One of ingredient of start-up to succeed (know how to build a product)

I wondered, if you have two start-ups, building the same product, which one would you rate as more promising. What criteria would you use to separate them? 

My thoughts are on founder's knowledge to build a product from scratch by itself. 

I used to see start-up being very promising, with great idea, founder was high caliber manager and sales person, starting funding was good, and which failed after a five years. Business started well, capital was raised very fast, revenue grew rapidly, clients were interested to come, new product prototypes were often presented. 
 
Profit was not seemed to be important in these early days. 

And then came the days after the early days, prototypes were great, but customers expected to see, as promised, more quality and more features. There were no responses from the start-up. 
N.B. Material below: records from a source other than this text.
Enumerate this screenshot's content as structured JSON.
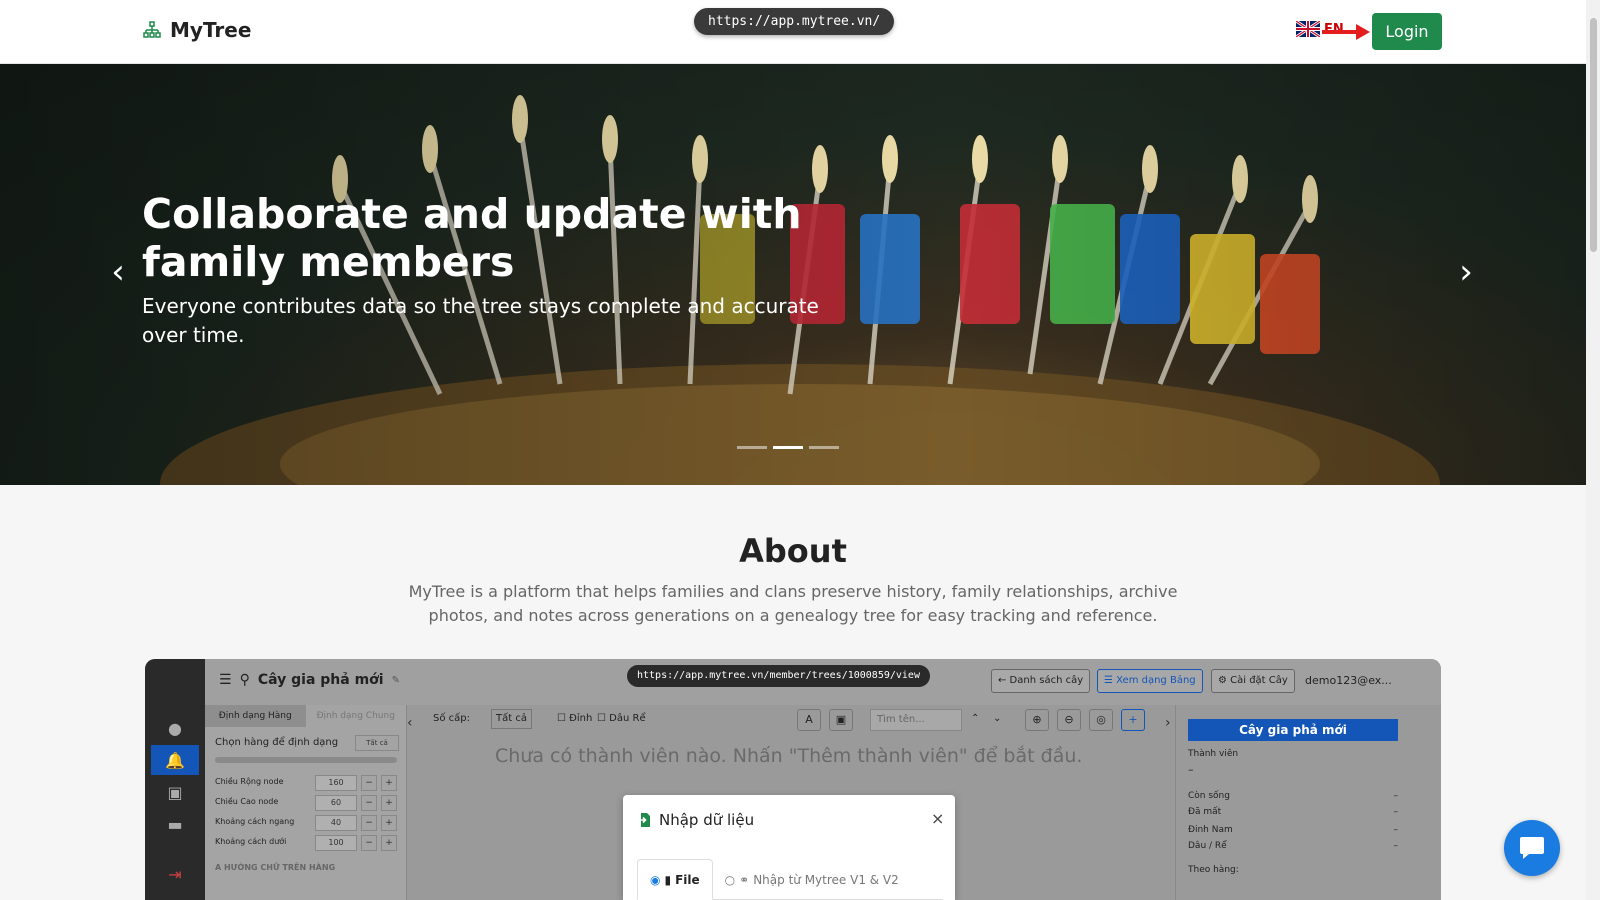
{
  "header": {
    "brand": "MyTree",
    "url": "https://app.mytree.vn/",
    "lang_code": "EN",
    "login_label": "Login"
  },
  "hero": {
    "title": "Collaborate and update with family members",
    "subtitle": "Everyone contributes data so the tree stays complete and accurate over time.",
    "slides": 3,
    "active_slide": 2
  },
  "about": {
    "title": "About",
    "text": "MyTree is a platform that helps families and clans preserve history, family relationships, archive photos, and notes across generations on a genealogy tree for easy tracking and reference."
  },
  "preview": {
    "tree_title": "Cây gia phả mới",
    "url": "https://app.mytree.vn/member/trees/1000859/view",
    "btn_list": "← Danh sách cây",
    "btn_table": "☰ Xem dạng Bảng",
    "btn_settings": "⚙ Cài đặt Cây",
    "user": "demo123@ex...",
    "tab_row": "Định dạng Hàng",
    "tab_common": "Định dạng Chung",
    "choose_row": "Chọn hàng để định dạng",
    "all_btn": "Tất cả",
    "fields": [
      {
        "label": "Chiều Rộng node",
        "value": "160"
      },
      {
        "label": "Chiều Cao node",
        "value": "60"
      },
      {
        "label": "Khoảng cách ngang",
        "value": "40"
      },
      {
        "label": "Khoảng cách dưới",
        "value": "100"
      }
    ],
    "text_direction": "A HƯỚNG CHỮ TRÊN HÀNG",
    "level_label": "Số cấp:",
    "level_value": "Tất cả",
    "chk_top": "Đỉnh",
    "chk_root": "Dâu Rể",
    "search_placeholder": "Tìm tên...",
    "empty_text": "Chưa có thành viên nào. Nhấn \"Thêm thành viên\" để bắt đầu.",
    "right_title": "Cây gia phả mới",
    "members_label": "Thành viên",
    "members_value": "–",
    "stats": [
      {
        "label": "Còn sống",
        "value": "–"
      },
      {
        "label": "Đã mất",
        "value": "–"
      },
      {
        "label": "Đinh Nam",
        "value": "–"
      },
      {
        "label": "Dâu / Rể",
        "value": "–"
      }
    ],
    "by_row": "Theo hàng:"
  },
  "modal": {
    "title": "Nhập dữ liệu",
    "close": "×",
    "tab_file": "File",
    "tab_import": "Nhập từ Mytree V1 & V2"
  },
  "colors": {
    "login": "#1f8a4c",
    "primary": "#1456b8",
    "chat": "#1a7be0"
  }
}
Employees at start-up tried, but faced with problems in execution and didn't succeed, so asked for helping hand, but leader who started the wheels, wasn't the tech guy, who can build the product. He knew all around the product: its future functionalities and capabilities, but not in technical detail how to build it to become so featured and enhanced. 

Start-up is all about the product. 

In very early days of start-up, person with the highest level of energy, motivation, failure and stress resistance is the founder, and it could not be expected from employee to have such capabilities and solve the hardest problems, the founder is the one. 

If founder lack knowledge on how to build a product from scratch, the start-up is weak, and rate of failure is for sure higher. 

To conclude, being founder, manager or sales person in early start-up is not enough, the one should know how to build a product, and then he might succeed.